À lire : Souvenirs, 1755-1842, Elisabeth Vigée Le Brun

Souvenirs, 1755-1842, Elisabeth Vigée Le Brun

Catégorie : Autobiographie Éditeur : Tallandier ISBN : 9782847345209 Posté le par Liesel

Souvenirs, 1755-1842, Elisabeth Vigée Le Brun


Son pinceau est incontestablement plus allègre que sa plume, un peu plate, dépourvue de la légèreté acide d’une comtesse de Boigne ou de la profondeur introspective d’une marquise de la Tour du Pin, ses contemporaines. Et si aujourd’hui, on la baptiserait “portraitiste des people” en lui reprochant de faire un peu trop de “name dropping” – elle a immortalisé sur la toile nombre de têtes couronnées, politiques, intellectuels et artistes comme elle se plaît à le détailler entre ces pages – Elisabeth Vigée Le Brun s’avère pourtant une bonne observatrice du monde de l’Ancien Régime puis de ses nostalgiques en exil : “(…) On ne saurait juger ce qu’était la société en France quand on a pas vu le temps où toutes affaires du jour terminées, douze ou quinze personnes aimables se réunissaient chez une maîtresse de maison, pour y finir leur soirée. (…) Une sorte de confiance et d’intimité régnait entre les convives et comme les gens de bon ton peuvent toujours bannir la gêne sans inconvénient, c’était dans les soupers que la bonne société de Paris se montrait supérieure à celle de toute l’Europe.”

Il est aujourd’hui singulier de lire que la ville du Raincy évoque alors le château du duc d’Orléans, Saint-Ouen, la propriété du duc de Nivernais, Gennevilliers la demeure du comte de Vaudreuil ou Romainville le fief du maréchal de Ségur.

La portraitiste avoue une “jouissance d’amour-propre”qui transparaît lorsqu’elle recopie une élogieuse lettre de d’Alembert ou quand elle s’attarde sur les attentions de Marie-Antoinette qui pousse la délicatesse jusqu’à ramasser son matériel de travail tombé sur le sol tandis qu’elle-même en est empêchée par une grossesse.
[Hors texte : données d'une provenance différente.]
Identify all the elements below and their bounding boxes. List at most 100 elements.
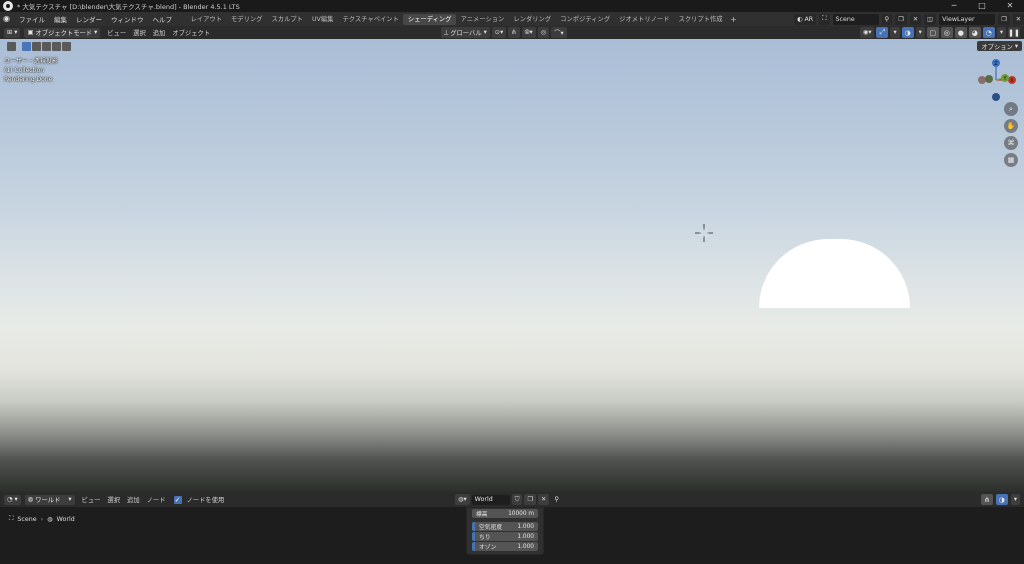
navigation-gizmo[interactable]: Z X Y xyxy=(976,59,1020,105)
select-intersect-icon[interactable] xyxy=(62,42,71,51)
blender-logo-icon xyxy=(3,1,13,11)
snap-toggle[interactable]: ⋔ xyxy=(980,494,993,505)
scene-pin-button[interactable]: ⚲ xyxy=(881,13,893,25)
minimize-button[interactable]: ─ xyxy=(940,0,968,12)
tab-animation[interactable]: アニメーション xyxy=(456,14,509,25)
shader-node-editor[interactable]: ⛶ Scene › ◍ World 標高 10000 m 空気密度 1.000 … xyxy=(0,507,1024,564)
world-pin-button[interactable]: ⚲ xyxy=(551,494,562,505)
menu-object[interactable]: オブジェクト xyxy=(172,28,210,37)
gizmo-neg-z-icon[interactable] xyxy=(992,93,1000,101)
ozone-density-field[interactable]: オゾン 1.000 xyxy=(472,542,538,551)
3d-viewport[interactable]: ユーザー・透視投影 (1) Collection Rendering Done … xyxy=(0,39,1024,492)
maximize-button[interactable]: □ xyxy=(968,0,996,12)
snap-dropdown[interactable]: ⦾▾ xyxy=(521,27,536,38)
shading-material-button[interactable]: ◕ xyxy=(968,27,981,38)
tab-modeling[interactable]: モデリング xyxy=(226,14,266,25)
shader-context-dropdown[interactable]: ◍ ワールド ▾ xyxy=(24,494,75,505)
gizmo-toggle[interactable]: ⤢ xyxy=(876,27,889,38)
editor-type-button[interactable]: ◔ ▾ xyxy=(4,494,21,505)
menu-node[interactable]: ノード xyxy=(147,495,166,504)
menu-view[interactable]: ビュー xyxy=(107,28,126,37)
use-nodes-checkbox[interactable]: ✓ xyxy=(173,495,182,504)
world-copy-button[interactable]: ❐ xyxy=(524,494,537,505)
overlay-toggle[interactable]: ◑ xyxy=(901,27,914,38)
orientation-dropdown[interactable]: ⟂ グローバル ▾ xyxy=(441,27,490,38)
shading-rendered-button[interactable]: ◔ xyxy=(982,27,995,38)
menu-select[interactable]: 選択 xyxy=(133,28,146,37)
dust-density-field[interactable]: ちり 1.000 xyxy=(472,532,538,541)
editor-type-button[interactable]: ⊞ ▾ xyxy=(4,27,21,38)
world-fake-user-button[interactable]: ⛉ xyxy=(511,494,523,505)
gizmo-neg-y-icon[interactable] xyxy=(985,75,993,83)
viewlayer-copy-button[interactable]: ❐ xyxy=(998,13,1010,25)
scene-type-button[interactable]: ⛶ xyxy=(819,13,830,25)
scene-delete-button[interactable]: ✕ xyxy=(909,13,922,25)
close-icon: ✕ xyxy=(1015,15,1021,23)
shading-wireframe-button[interactable]: ◎ xyxy=(940,27,953,38)
viewlayer-name-field[interactable]: ViewLayer xyxy=(939,13,996,25)
camera-view-icon[interactable]: ⌘ xyxy=(1004,136,1018,150)
world-browse-button[interactable]: ◍▾ xyxy=(455,494,470,505)
dust-density-label: ちり xyxy=(479,535,491,541)
sky-texture-node[interactable]: 標高 10000 m 空気密度 1.000 ちり 1.000 オゾン 1.000 xyxy=(466,507,544,555)
tab-layout[interactable]: レイアウト xyxy=(186,14,226,25)
menu-add[interactable]: 追加 xyxy=(127,495,140,504)
tab-shading[interactable]: シェーディング xyxy=(403,13,457,25)
xray-toggle[interactable]: ▢ xyxy=(926,27,939,38)
gizmo-neg-x-icon[interactable] xyxy=(978,76,986,84)
blender-menu-icon[interactable]: ◉ xyxy=(3,14,15,24)
world-name-field[interactable]: World xyxy=(471,494,510,505)
scene-copy-button[interactable]: ❐ xyxy=(895,13,907,25)
gizmo-x-label: X xyxy=(1010,78,1014,84)
options-dropdown[interactable]: オプション ▾ xyxy=(977,41,1022,51)
zoom-icon[interactable]: ⌕ xyxy=(1004,102,1018,116)
menu-select[interactable]: 選択 xyxy=(107,495,120,504)
sidebar-toggle[interactable]: ❚❚ xyxy=(1008,27,1020,38)
viewlayer-type-button[interactable]: ◫ xyxy=(924,13,937,25)
tab-compositing[interactable]: コンポジティング xyxy=(556,14,615,25)
pan-hand-icon[interactable]: ✋ xyxy=(1004,119,1018,133)
tab-texture-paint[interactable]: テクスチャペイント xyxy=(338,14,403,25)
perspective-grid-icon[interactable]: ▦ xyxy=(1004,153,1018,167)
proportional-edit-toggle[interactable]: ◎ xyxy=(537,27,550,38)
scene-name-field[interactable]: Scene xyxy=(832,13,879,25)
menu-window[interactable]: ウィンドウ xyxy=(111,14,144,24)
gizmo-dropdown[interactable]: ▾ xyxy=(890,27,900,38)
viewlayer-delete-button[interactable]: ✕ xyxy=(1012,13,1024,25)
air-density-field[interactable]: 空気密度 1.000 xyxy=(472,522,538,531)
select-new-icon[interactable] xyxy=(22,42,31,51)
menu-help[interactable]: ヘルプ xyxy=(153,14,173,24)
shading-dropdown[interactable]: ▾ xyxy=(996,27,1006,38)
altitude-field[interactable]: 標高 10000 m xyxy=(472,509,538,518)
menu-edit[interactable]: 編集 xyxy=(54,14,67,24)
ar-selector[interactable]: ◐ AR xyxy=(793,13,817,25)
tool-select-icon[interactable] xyxy=(7,42,16,51)
world-unlink-button[interactable]: ✕ xyxy=(538,494,550,505)
select-extend-icon[interactable] xyxy=(32,42,41,51)
add-workspace-button[interactable]: + xyxy=(727,14,740,25)
select-subtract-icon[interactable] xyxy=(42,42,51,51)
proportional-falloff-dropdown[interactable]: ⌒▾ xyxy=(551,27,567,38)
shading-solid-button[interactable]: ● xyxy=(954,27,967,38)
tab-sculpt[interactable]: スカルプト xyxy=(267,14,307,25)
3d-cursor-icon[interactable] xyxy=(695,224,713,242)
tab-geometry-nodes[interactable]: ジオメトリノード xyxy=(615,14,674,25)
overlay-dropdown[interactable]: ▾ xyxy=(1010,494,1020,505)
snap-toggle[interactable]: ⋔ xyxy=(508,27,520,38)
visibility-dropdown[interactable]: ◉▾ xyxy=(859,27,875,38)
orientation-label: グローバル xyxy=(450,30,482,37)
tab-uv-edit[interactable]: UV編集 xyxy=(307,14,338,25)
tab-scripting[interactable]: スクリプト作成 xyxy=(674,14,727,25)
overlay-toggle[interactable]: ◑ xyxy=(995,494,1008,505)
menu-file[interactable]: ファイル xyxy=(19,14,45,24)
mode-dropdown[interactable]: ▣ オブジェクトモード ▾ xyxy=(24,27,101,38)
menu-render[interactable]: レンダー xyxy=(76,14,102,24)
menu-add[interactable]: 追加 xyxy=(153,28,166,37)
select-invert-icon[interactable] xyxy=(52,42,61,51)
close-button[interactable]: ✕ xyxy=(996,0,1024,12)
pivot-dropdown[interactable]: ⊙▾ xyxy=(491,27,507,38)
menu-view[interactable]: ビュー xyxy=(82,495,101,504)
tab-rendering[interactable]: レンダリング xyxy=(509,14,556,25)
overlay-dropdown[interactable]: ▾ xyxy=(915,27,925,38)
sun-disc xyxy=(759,239,910,308)
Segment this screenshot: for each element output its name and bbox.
On l’envie quand elle annonce avoir eu Dominique Vivant Denon pour cicerone à Venise ou le prince de Ligne comme cavalier à l’opéra. On la moquerait volontiers lorsqu’elle raconte comment elle snobe le général Duroc durant tout un dîner à Pétersbourg. On la soutient devant son flegme face à l’impétueuse Germaine de Staël qui lui reproche de ne pas écouter attentivement ses tirades raciniennes pendant les séances de pose et aussi lorsqu’elle affronte de misogynes détracteurs qui prétendent qu’elle se fait aider dans ses œuvres.

Mais elle sait aussi se moquer d’elle-même en racontant comment elle doit précipitamment changer sa robe de satin blanc après s’être assise sur sa palette au moment de partir dîner chez la princesse de Rohan-Chabot ou quand elle ne peut résister de grimper sur une balançoire après en avoir chassé ses indisciplinées élèves dessinatrices. Ouverte à l’altérité, elle s’enthousiasme pour les ambassadeurs de Tippo-Saïb reçus à Versailles, “qui, pour être cuivrés, n’en n’avaient pas moins des têtes superbes (…) Je vis ces Indiens à l’Opéra et ils me parurent si extraordinairement pittoresques que je voulus faire leur portrait”. Cette monarchiste convaincue affirme sans rire que la morgue des aristocrates de la cour a disparu à la mort de Louis XV et s’offusque de “l’affreuse année 1789” ou la populace apostrophe ses invités par un annonciateur : “L’année prochaine, vous serez derrière vos carrosses et c’est nous qui serons dedans !”

Au fil de ses pérégrinations professionnelles à travers l’Europe du début du XIXème siècle, elle parsème avec bonheur ses parfois un peu fastidieuses descriptions d’œuvres d’art de très vivants détails. Mais le charme de ce récit rédigé sous le règne de Louis-Philippe tient dans son caractère humain : ”(…) mon cœur a de la mémoire, et, dans mes heures de solitudes, ces amis si chers m’entourent encore tant mon imagination me les réalise.”